Sustainability of Buildings

12 July 2021

RIBA promoting new practices

The Royal institute of British Architects (RIBA) is getting increasingly interested in the challenges of building with a minimal Carbon Footprint over the entire life cycle of a building.

Whole Life Carbon Metric

Understanding the impact of our buildings – it is important to consider their carbon footprint as comprehensively as possible. A whole life carbon (WLC) approach considers all the carbon emissions produced over the entire life cycle of a building.

A simplistic definition of WLC is the operational energy plus the embodied carbon of a building. A more sophisticated WLC approach will also consider the building’s afterlife too; the carbon cost of its disposal as well as its construction.

A WLC approach takes many factors into account including

  • raw material extraction and supply
  • transport of raw materials to where they will become building products
  • manufacturing of building products
  • transport to site
  • the construction process and disposal of waste
  • use of the building during its lifetime
  • end of the building: its disposal, demolition, deconstruction, or reuse

As an example, a WLC analysis of a typical UK office building concludes that around one third of the total emissions are tied to embodied carbon when it is completed.

What can be achieved

Lark Rise, designed by Bere Architects, produces twice as much energy per year as it consumes, drawing 97% less energy from the grid than the average UK house and exporting ten times as much energy back than it imports.  

Lark Rise has been designed to show how the 'Smart Energy Revolution' has the potential to enable the UK to be fuelled entirely by renewable energy, all the time. This ‘building as power station’ concept will allow the UK to be self-sufficient in cheap renewable energy; and therefore energy-secure. 

Circular Economy

A thorough approach to achieving net zero whole life carbon should involve circular economy principles. The overarching circular economy concept is well articulated by the Ellen MacArthur foundation. 

It is a "cradle to cradle" principle that seeks to use as little as possible and reuse as much as possible. In constructing a building, materials should retained in use for as long as possible and then reused or recycled as much as possible.
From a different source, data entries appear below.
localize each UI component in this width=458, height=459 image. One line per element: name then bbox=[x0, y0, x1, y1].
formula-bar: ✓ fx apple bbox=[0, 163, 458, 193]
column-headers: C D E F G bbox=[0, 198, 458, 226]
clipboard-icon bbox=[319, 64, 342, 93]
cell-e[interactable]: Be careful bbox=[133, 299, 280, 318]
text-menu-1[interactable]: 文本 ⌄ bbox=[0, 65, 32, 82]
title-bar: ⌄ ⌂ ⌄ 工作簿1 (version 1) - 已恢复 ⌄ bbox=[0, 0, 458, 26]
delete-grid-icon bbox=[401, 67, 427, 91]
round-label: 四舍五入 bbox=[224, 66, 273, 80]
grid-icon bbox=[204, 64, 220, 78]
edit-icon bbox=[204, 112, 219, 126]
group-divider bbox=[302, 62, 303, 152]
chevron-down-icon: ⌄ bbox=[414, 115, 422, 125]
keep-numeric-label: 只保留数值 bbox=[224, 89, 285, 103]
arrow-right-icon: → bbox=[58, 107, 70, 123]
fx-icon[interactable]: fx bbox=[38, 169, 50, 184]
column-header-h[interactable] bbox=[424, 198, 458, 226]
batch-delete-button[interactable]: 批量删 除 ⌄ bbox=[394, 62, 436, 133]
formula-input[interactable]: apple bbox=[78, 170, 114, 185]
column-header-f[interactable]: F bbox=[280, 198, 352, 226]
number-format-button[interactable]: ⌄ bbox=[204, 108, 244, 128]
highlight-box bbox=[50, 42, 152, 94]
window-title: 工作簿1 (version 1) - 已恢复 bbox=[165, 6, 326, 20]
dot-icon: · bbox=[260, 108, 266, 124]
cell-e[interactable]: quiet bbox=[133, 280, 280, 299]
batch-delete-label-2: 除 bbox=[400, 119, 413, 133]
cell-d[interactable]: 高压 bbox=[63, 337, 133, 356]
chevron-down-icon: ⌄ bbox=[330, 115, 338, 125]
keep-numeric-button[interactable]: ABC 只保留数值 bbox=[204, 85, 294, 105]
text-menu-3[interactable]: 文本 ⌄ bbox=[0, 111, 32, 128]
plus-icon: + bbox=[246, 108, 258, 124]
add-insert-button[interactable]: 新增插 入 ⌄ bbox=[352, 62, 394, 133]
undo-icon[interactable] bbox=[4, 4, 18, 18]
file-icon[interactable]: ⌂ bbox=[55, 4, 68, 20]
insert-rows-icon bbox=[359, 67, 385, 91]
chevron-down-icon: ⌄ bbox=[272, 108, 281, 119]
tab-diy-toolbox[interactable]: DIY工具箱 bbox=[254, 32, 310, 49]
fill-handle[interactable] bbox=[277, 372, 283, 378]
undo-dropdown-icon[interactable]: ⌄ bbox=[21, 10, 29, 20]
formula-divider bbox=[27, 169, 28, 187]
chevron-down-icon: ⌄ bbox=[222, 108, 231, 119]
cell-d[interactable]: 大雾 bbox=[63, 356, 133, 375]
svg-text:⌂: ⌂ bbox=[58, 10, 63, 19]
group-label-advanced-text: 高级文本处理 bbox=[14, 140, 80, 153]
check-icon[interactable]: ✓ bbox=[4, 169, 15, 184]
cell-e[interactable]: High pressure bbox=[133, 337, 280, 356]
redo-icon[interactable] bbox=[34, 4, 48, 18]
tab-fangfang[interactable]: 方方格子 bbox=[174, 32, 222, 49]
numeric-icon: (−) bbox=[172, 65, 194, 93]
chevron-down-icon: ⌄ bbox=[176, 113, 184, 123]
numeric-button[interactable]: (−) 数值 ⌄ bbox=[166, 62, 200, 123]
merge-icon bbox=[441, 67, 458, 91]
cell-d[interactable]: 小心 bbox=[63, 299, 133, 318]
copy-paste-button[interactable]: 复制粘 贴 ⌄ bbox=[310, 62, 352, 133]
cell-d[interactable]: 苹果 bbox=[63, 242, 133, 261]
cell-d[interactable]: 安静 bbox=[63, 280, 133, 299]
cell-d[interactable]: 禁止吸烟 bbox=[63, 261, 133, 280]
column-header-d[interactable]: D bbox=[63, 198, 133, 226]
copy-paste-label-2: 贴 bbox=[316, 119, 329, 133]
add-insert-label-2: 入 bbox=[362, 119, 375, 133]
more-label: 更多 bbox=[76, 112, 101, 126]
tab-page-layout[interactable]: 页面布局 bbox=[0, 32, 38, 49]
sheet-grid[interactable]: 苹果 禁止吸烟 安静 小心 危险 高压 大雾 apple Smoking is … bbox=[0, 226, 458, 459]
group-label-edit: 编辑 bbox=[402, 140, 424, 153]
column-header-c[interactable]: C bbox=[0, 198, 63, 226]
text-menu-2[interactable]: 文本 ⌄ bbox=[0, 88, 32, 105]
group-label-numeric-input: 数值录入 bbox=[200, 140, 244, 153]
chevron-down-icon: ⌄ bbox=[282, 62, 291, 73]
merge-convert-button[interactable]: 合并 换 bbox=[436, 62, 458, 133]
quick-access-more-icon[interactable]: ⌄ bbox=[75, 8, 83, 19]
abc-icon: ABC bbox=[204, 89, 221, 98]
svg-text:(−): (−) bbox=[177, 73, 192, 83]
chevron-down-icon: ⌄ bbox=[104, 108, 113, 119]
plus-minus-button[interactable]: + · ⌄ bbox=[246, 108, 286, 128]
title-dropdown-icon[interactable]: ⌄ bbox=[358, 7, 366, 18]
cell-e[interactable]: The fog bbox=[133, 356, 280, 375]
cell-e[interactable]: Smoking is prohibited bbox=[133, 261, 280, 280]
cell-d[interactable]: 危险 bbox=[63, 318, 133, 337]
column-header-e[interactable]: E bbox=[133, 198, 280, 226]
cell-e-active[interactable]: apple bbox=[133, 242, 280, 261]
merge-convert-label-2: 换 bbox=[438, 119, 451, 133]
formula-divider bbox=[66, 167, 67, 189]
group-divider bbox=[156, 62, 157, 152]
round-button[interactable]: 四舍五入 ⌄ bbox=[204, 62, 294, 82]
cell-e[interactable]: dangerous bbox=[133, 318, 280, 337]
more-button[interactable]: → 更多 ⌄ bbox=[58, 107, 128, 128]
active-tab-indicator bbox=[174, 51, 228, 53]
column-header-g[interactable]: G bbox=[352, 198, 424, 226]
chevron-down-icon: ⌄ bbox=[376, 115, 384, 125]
Buildings should be designed for adaptation, easy deconstruction, and reuse.

London Leading the Way

Planning policies are starting to appear that will be drivers of WLC and reuse of materials. The new London Plan is already calling for the adoption of circular economy principles for large scale applications that are referable to the Mayor, and for large infrastructure projects. These will require a formal Circular Economy Statement.